Federal law says pot is illegal. It's also illegal under California law, except when it's "medical pot." Then users and sellers are given legal cover, with certain stipulations.

Storefronts selling pot have popped up like mad in Sacramento, and no one is certain if all are complying with the law. For example, these places aren't supposed to turn a profit. Do you really believe they aren't?

"Most of them are making profits," said Sacramento Police Chief Rick Braziel.

When California voters passed Proposition 215 in 1996, language was added to the California Health and Safety Code that allows "seriously ill Californians the right to obtain and use marijuana for medical purposes."

Instead, legions of meat-heads feign medical illness to get high – and everybody knows it.

"Most of our defendants don't have cancer. … They have back pains, PMS, diarrhea or stress," said Cindy Besemer, chief deputy district attorney in Sacramento County.

It's enough to make you cynical.

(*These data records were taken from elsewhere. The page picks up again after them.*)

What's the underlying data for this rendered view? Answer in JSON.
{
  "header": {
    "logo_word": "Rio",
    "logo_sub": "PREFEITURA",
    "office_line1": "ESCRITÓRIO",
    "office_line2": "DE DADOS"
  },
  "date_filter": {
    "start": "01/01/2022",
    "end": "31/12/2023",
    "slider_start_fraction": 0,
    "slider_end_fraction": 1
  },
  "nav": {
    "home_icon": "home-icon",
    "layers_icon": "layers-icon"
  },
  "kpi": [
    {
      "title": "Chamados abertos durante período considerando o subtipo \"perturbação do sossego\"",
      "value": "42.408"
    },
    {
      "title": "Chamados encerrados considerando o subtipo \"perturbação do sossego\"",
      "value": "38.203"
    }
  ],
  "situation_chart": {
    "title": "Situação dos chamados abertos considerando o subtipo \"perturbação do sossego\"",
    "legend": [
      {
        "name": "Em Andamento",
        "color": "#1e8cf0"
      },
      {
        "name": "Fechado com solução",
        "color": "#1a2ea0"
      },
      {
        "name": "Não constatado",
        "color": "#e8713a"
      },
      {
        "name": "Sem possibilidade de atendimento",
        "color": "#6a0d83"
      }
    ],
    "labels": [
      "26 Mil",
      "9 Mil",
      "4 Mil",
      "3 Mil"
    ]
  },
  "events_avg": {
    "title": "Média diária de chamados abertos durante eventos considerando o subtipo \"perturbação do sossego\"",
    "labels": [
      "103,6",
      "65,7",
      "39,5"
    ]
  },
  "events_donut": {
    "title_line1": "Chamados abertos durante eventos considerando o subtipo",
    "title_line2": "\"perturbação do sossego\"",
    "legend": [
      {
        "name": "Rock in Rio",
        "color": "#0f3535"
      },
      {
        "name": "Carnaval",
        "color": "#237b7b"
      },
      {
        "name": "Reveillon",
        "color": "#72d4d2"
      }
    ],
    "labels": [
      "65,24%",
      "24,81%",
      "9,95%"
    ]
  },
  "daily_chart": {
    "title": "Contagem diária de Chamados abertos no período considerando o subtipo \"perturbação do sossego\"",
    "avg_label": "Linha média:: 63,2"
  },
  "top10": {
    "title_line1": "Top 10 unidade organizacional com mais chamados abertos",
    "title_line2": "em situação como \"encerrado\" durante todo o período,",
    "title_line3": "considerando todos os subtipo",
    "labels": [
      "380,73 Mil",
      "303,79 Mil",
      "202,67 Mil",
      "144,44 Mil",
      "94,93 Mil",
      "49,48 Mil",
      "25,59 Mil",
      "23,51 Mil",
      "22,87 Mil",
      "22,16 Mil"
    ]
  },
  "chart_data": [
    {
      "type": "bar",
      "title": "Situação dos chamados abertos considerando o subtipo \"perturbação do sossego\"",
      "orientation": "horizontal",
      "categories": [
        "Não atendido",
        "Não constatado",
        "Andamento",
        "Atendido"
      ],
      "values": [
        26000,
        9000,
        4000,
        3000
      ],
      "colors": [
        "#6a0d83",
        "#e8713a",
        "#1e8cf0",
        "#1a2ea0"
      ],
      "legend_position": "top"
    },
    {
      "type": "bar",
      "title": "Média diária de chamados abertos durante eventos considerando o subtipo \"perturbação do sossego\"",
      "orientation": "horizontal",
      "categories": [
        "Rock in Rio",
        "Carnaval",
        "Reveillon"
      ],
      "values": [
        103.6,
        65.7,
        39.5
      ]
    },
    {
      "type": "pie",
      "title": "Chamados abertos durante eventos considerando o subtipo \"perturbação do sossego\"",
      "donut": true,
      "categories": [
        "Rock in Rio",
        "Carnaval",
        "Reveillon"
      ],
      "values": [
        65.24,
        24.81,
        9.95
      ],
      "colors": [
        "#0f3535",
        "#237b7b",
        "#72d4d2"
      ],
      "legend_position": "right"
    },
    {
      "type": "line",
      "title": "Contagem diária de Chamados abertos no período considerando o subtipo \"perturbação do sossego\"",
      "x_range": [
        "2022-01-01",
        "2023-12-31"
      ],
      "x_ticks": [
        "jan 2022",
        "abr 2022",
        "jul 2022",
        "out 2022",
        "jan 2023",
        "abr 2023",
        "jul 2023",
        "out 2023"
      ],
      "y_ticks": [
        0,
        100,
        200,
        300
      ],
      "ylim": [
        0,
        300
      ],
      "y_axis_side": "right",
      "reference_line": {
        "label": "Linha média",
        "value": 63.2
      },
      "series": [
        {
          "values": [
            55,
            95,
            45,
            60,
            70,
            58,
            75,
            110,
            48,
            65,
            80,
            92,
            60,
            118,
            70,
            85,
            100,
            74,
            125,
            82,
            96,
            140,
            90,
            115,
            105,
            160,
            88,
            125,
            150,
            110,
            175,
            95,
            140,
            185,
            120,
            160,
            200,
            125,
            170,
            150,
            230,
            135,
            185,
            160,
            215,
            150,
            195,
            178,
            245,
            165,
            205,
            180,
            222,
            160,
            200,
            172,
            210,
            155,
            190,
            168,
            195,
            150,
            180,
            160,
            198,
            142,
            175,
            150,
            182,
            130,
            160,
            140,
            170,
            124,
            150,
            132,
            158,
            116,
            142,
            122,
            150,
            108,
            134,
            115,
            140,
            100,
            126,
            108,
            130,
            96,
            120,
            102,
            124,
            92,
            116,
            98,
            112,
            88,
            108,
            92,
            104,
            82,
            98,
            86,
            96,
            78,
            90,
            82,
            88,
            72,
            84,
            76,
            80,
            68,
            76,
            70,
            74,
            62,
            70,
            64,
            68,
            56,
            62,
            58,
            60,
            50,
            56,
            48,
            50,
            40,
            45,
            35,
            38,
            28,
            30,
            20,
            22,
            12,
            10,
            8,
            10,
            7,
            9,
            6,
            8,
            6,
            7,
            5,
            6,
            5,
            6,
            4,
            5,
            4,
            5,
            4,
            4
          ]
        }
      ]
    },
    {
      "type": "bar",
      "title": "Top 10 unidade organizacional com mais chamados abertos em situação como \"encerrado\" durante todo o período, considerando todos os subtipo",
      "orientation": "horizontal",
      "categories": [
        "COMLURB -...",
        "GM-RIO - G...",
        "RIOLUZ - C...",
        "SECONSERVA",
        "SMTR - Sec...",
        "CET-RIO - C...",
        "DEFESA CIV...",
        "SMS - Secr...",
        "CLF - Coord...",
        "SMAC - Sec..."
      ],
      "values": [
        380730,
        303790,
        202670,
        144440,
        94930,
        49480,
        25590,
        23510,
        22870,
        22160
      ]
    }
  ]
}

And it would be funny if some California cities weren't under pot siege.

In Los Angeles, hundreds of marijuana dispensaries have opened without permission while city officials scramble to keep up. The city had a moratorium on dispensaries, but it was invalidated by a judge.

Into this quagmire, the city of West Sacramento is trying to make some sense. Tonight, the City Council will discuss making West Sacramento the first local city to develop a legal framework to approve and regulate legal dispensaries within its city limits.

If the measure is passed next month, West Sac will put the two dispensaries in commercially zoned areas away from homes and schools – and try to hold pot sellers to the letter of the law.

That means getting a conditional use permit and business license. It means no drug paraphernalia sold on site. It means the marijuana proprietor has to be a West Sacramento resident who sells to West Sacramento residents. It means the seller cannot be a felon or have had misdemeanor convictions within the past five years.

"This has been one of the biggest issues before our City Council," said West Sacramento Mayor Christopher Cabaldon.

West Sac didn't want to put a moratorium on pot dispensaries, because – as evidenced in Los Angeles – some judges shoot moratoriums down. And they didn't want to wait until marijuana storefronts proliferated, as happened in Sacramento.

West Sacramento has blossomed in recent years, gilding its waterfront and shedding its past as a haven for prostitutes.

They aren't looking to make money off pot, because no city yet has proved that possible. And they don't want to be known as Pot City – just a city following our goofy pot laws.